Today’s prompt for Diabetes Blog Week asks what changes we have seen since diagnosis.
In the past 15+ years, we have seen a lot of changes. We have seen 5 second glucometer results instead of 30 torturous seconds. We have seen long acting insulin, smart pumps and now sensor augmented pumps. We have seen Continuous Glucose Monitors go from blinded instruments that you could only get from the hospital to tools that you can wear every day to watch real time trends!
One of the biggest changes that I have seen since my son was diagnosed with diabetes however is how provinces, school boards, and schools are now dealing with children with diabetes here in Canada.
I first began dealing with this issue when my son was 3. He still had a year to go before he would enter the school system, but the school knew about my knowledge of diabetes care. They wanted a heads up on what to expect when a recently diagnosed student returned to school. Together we were able to explore the roles and needs of both staff and student.
I spent time looking at what was being done in other provinces and other schools. The results shocked me. With the exception of New Brunswick, most areas had little to no policies for children with diabetes in schools. The only thing that they tended to note was whether or not (and usually it was not), they would administer insulin in school and where the insulin was to be kept.

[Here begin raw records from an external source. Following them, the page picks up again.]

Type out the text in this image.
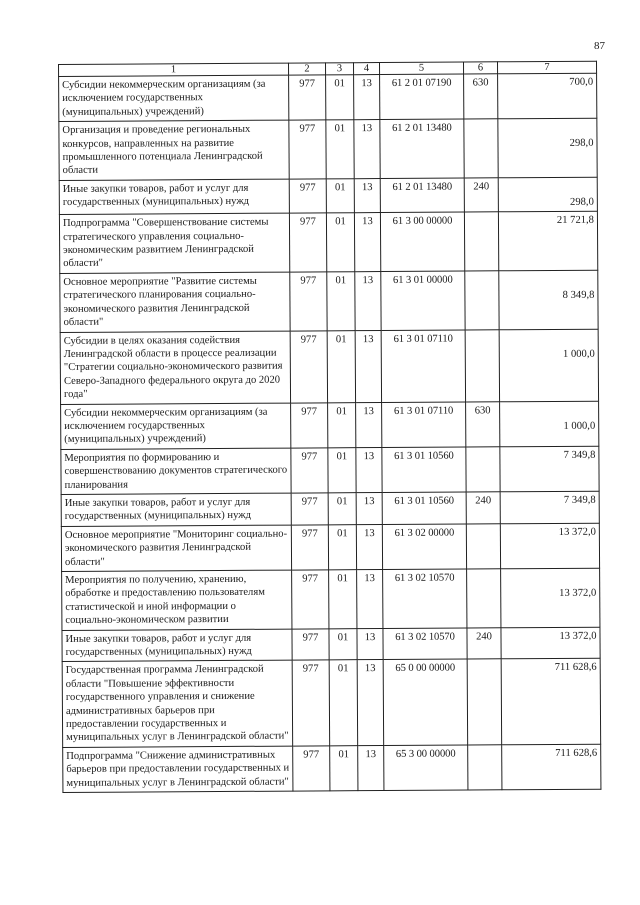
87
1	2	3	4	5	6	7
Субсидии некоммерческим организациям (за исключением государственных (муниципальных) учреждений)	977	01	13	61 2 01 07190	630	700,0
Организация и проведение региональных конкурсов, направленных на развитие промышленного потенциала Ленинградской области	977	01	13	61 2 01 13480		298,0
Иные закупки товаров, работ и услуг для государственных (муниципальных) нужд	977	01	13	61 2 01 13480	240	298,0
Подпрограмма "Совершенствование системы стратегического управления социально-экономическим развитием Ленинградской области"	977	01	13	61 3 00 00000		21 721,8
Основное мероприятие "Развитие системы стратегического планирования социально-экономического развития Ленинградской области"	977	01	13	61 3 01 00000		8 349,8
Субсидии в целях оказания содействия Ленинградской области в процессе реализации "Стратегии социально-экономического развития Северо-Западного федерального округа до 2020 года"	977	01	13	61 3 01 07110		1 000,0
Субсидии некоммерческим организациям (за исключением государственных (муниципальных) учреждений)	977	01	13	61 3 01 07110	630	1 000,0
Мероприятия по формированию и совершенствованию документов стратегического планирования	977	01	13	61 3 01 10560		7 349,8
Иные закупки товаров, работ и услуг для государственных (муниципальных) нужд	977	01	13	61 3 01 10560	240	7 349,8
Основное мероприятие "Мониторинг социально-экономического развития Ленинградской области"	977	01	13	61 3 02 00000		13 372,0
Мероприятия по получению, хранению, обработке и предоставлению пользователям статистической и иной информации о социально-экономическом развитии	977	01	13	61 3 02 10570		13 372,0
Иные закупки товаров, работ и услуг для государственных (муниципальных) нужд	977	01	13	61 3 02 10570	240	13 372,0
Государственная программа Ленинградской области "Повышение эффективности государственного управления и снижение административных барьеров при предоставлении государственных и муниципальных услуг в Ленинградской области"	977	01	13	65 0 00 00000		711 628,6
Подпрограмма "Снижение административных барьеров при предоставлении государственных и муниципальных услуг в Ленинградской области"	977	01	13	65 3 00 00000		711 628,6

At first I was shocked. Diabetes was not a new disease. How could it not be dealt with in the school system? Easily…in previous years multiple daily injections, home blood glucose monitoring and insulin pumps were not the norm in diabetes care. Times were changing and school policies needed to change as well…and they have.
In 2015 provinces such as Newfoundland and Quebec now also have provincial policies in place. Provinces such as British Columbia are working with their nursing staff to see better protection in place. In other provinces, people are still working to find something that works for all parties.
The big difference is that today, provinces and parents are talking. Today, school boards are contacting myself, the Canadian Diabetes Association, and parents of children with diabetes to ask what our children’s needs are. There is a willingness to learn and a willingness to create change.
This does not mean that the problem of care for children with diabetes in Canada is solved. It does not mean that parents have no concerns when they send their children with diabetes to schools. It means that in more places, there are less concerns. It means that in more schools there is already education and policy in place. That is a wonderful thing. It shows that over time things can change for the better. I am positive that the next 15 years will see many more leaps and bounds for our children with diabetes as they return to school.